4. “Little Fockers” has a boner scene and a vomit scene, but Weitz was well-prepared.
“I did start out directing ‘American Pie‘ so I have great experience with bodily fluids of all types and nothing was ever going to feel quite as inappropriate as that,” Weitz said. “My experience did come in handy, I know that when you’re doing a certain kind of situation below the belt, you offer the actor, it’s their decision what size of prosthetic they’re going to get, I’m referring of course to Bob’s scene where he’s trying to interrogate Ben and get him to take an erectile dysfunction drug, so no, I’m pretty shameless and what you just try to pay attention to is that everything is hopefully coming out of what the characters are doing. So the kid vomits, not just because it would be funny and mortifying to be vomited on by your kid, but because Greg is stupid enough to think that now that he’s the boss of his family he’s going to get his kid to eat something that he doesn’t want to eat. Because I’ve done that in a restaurant, it was actually way worse than the situation in the film. I was trying to get her to eat some sort of peanut butter praline kind of thing and my daughter threw up on me and on the table.”

5. Weitz is still trying to get “Another Bullshit Night in Suck City” off the ground. Casey Affleck‘s been rumored to be involved, but Weitz only mentioned Robert De Niro in connection with the project. It’s about a young man in his twenties (presumably Affleck if he’s still on board) who works at various homeless shelters in Boston, where he often intersects with his brilliant but troubled father (De Niro). “I am still hoping to do that and I’m hoping to do it with Bob so it’s still something that I’m working on, it’s a terrific memoir,” he said.

6. Owen Wilson hinted at the fact that he’ll probably have a small role or cameo in Wes Anderson‘s “Moon Rise Kingdom.”

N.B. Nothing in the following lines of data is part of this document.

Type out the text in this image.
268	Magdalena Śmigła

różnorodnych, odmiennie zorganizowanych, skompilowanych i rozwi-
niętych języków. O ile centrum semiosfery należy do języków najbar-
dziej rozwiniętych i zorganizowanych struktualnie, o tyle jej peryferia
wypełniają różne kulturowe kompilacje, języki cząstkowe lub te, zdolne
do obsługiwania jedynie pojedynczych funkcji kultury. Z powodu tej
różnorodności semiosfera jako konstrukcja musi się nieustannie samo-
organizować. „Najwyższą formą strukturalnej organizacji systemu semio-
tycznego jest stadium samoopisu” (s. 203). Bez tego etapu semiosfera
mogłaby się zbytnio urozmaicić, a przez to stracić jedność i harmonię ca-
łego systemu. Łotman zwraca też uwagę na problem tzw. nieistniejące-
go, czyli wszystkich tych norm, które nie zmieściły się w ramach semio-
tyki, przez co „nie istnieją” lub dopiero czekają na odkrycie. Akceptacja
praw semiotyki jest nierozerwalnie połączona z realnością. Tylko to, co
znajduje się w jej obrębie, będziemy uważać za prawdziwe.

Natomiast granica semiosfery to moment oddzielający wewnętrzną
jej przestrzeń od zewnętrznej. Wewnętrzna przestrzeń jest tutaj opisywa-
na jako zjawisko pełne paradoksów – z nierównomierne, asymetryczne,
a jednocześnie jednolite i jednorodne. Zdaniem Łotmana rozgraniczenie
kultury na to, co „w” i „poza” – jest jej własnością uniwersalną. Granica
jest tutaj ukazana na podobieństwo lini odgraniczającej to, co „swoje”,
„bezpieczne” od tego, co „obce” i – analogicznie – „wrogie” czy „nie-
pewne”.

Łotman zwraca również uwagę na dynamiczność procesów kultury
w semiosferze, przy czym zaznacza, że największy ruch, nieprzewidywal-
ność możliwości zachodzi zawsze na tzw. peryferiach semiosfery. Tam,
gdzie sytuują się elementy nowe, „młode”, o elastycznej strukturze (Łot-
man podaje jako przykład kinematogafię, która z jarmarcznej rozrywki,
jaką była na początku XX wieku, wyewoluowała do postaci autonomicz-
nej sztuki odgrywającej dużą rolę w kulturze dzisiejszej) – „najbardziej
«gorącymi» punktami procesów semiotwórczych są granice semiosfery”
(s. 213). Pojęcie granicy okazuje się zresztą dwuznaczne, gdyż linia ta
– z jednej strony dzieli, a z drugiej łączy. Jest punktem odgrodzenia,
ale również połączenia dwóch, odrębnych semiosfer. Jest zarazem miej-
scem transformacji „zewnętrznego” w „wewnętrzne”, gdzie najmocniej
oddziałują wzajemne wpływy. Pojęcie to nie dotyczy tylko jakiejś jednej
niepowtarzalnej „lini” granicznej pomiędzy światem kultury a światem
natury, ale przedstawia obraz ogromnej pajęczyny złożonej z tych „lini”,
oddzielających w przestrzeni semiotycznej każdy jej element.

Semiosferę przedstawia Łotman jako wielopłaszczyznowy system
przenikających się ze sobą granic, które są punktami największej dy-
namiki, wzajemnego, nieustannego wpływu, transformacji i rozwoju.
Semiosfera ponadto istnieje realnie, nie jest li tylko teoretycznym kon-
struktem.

7. Ben Stiller says he hopes to shoot “Zoolander 2” in 2011.
But that’s about all he said: “We’re working on a script and hopefully we’ll try and put it all together and shoot next year, hopefully soon.”

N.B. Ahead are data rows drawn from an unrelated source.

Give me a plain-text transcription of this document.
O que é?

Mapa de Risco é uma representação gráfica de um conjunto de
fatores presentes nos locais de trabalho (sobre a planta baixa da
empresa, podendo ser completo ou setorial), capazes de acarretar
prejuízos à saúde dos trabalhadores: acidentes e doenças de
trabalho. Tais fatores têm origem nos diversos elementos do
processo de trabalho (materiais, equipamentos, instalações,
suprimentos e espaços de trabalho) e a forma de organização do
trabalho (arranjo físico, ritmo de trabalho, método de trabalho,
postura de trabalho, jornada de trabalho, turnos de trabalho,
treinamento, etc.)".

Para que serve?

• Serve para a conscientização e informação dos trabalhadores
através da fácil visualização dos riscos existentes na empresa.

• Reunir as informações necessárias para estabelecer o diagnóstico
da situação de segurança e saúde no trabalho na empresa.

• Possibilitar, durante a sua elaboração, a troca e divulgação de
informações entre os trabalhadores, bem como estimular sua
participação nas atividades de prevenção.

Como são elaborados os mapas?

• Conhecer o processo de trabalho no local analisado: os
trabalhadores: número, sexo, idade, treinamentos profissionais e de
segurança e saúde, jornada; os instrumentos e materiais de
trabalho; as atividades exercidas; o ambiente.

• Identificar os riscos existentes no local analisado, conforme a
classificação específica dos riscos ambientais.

8. Jessica Alba took all kinds of drugs to prepare for her bubbly character in the film. No she didn’t. Maybe she did.
“Well I was taking meth and speed and shooting Red Bulls, I was snorting it actually, no I’m kidding, no I’m not, yes I am.”

9. Alba thought her potentially homewrecking character in the movie — who’s after Stiller’s character — wasn’t doing anything wrong. She also might be a control freak in real life
“I don’t think my character was trying to maliciously do anything,” she said. “She wasn’t manipulative, she wasn’t malicious, I think that’s what made it so great was that she was just having fun and she was just in the moment and wasn’t really trying to screw anything up. She was just a big fan and she just loves her job so much and she has no filter and she really doesn’t have any boundaries and she’s completely unedited and not self aware so she’s just a ball of fun. So it was fun playing somebody like that because I guess I was, it was very liberating because I might be a little bit of a control freak in my real life, maybe.”

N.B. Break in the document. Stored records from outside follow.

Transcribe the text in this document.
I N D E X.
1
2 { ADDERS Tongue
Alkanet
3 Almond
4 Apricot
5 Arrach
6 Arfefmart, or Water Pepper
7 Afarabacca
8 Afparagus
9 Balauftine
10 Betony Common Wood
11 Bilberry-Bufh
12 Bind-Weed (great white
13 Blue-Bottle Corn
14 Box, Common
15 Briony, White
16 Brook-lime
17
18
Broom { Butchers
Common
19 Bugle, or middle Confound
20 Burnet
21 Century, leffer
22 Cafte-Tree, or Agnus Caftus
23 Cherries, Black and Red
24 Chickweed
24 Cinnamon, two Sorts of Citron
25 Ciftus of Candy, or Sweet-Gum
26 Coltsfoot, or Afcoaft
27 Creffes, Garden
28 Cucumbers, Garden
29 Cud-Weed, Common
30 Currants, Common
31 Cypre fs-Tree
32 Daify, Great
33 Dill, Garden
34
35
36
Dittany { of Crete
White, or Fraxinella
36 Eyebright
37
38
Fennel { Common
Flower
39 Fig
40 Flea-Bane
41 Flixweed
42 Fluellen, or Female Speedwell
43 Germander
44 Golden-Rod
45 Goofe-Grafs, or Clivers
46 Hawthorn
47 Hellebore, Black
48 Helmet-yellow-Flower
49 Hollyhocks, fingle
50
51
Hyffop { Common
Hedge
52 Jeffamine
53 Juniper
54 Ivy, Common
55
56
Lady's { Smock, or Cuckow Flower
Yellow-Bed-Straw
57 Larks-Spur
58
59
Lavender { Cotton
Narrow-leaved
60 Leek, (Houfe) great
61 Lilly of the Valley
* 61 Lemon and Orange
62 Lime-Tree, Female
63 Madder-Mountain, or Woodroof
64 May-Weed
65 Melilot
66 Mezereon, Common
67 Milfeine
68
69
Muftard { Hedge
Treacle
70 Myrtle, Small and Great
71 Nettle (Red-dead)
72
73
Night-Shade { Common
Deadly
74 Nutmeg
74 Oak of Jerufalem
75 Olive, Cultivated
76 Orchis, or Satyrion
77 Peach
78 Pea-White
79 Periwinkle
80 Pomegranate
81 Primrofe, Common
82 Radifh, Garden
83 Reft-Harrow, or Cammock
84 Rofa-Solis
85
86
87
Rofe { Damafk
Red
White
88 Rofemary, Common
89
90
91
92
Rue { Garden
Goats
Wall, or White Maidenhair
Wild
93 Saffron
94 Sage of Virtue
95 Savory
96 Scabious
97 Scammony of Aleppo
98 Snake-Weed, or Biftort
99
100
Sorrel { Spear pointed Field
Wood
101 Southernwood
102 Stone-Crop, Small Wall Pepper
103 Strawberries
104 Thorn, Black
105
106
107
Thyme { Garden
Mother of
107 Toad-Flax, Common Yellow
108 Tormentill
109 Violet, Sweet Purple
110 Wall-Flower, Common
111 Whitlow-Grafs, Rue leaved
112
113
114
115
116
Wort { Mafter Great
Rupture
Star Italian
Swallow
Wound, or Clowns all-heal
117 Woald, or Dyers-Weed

10. Paul Weitz had to give Robert De Niro some “cringe-worthy notes.”
“It’s quite funny because when I got to rehearse with him a little bit, I genuinely was rehearsing with Bob and Ben and everyone as if I were doing a school play,” he said. “I was doing acting exercises. Like there was that scene where I had them on the phone together and I knew I wasn’t going to have them in the same room when they shot it, I knew it had to feel somehow like they were in the same room when they were cutting back and forth between the locations so it was a room about this size, a long room and I set it up so there were six chairs and at a certain point in the dialogue I started them far apart and had them get closer and closer until they were facing each other. I’m sure they were absolutely just humoring me, but they did it, they rehearsed in that way which is really something kind of naïve to try to get away with.”

11. Bonus credit, there’s a lot of deleted scenes that could make it onto the DVD.
“You can expect about five movies-worth of stuff,” Weitz said.

“Little Fockers” hits theaters tomorrow, Wednesday December 22.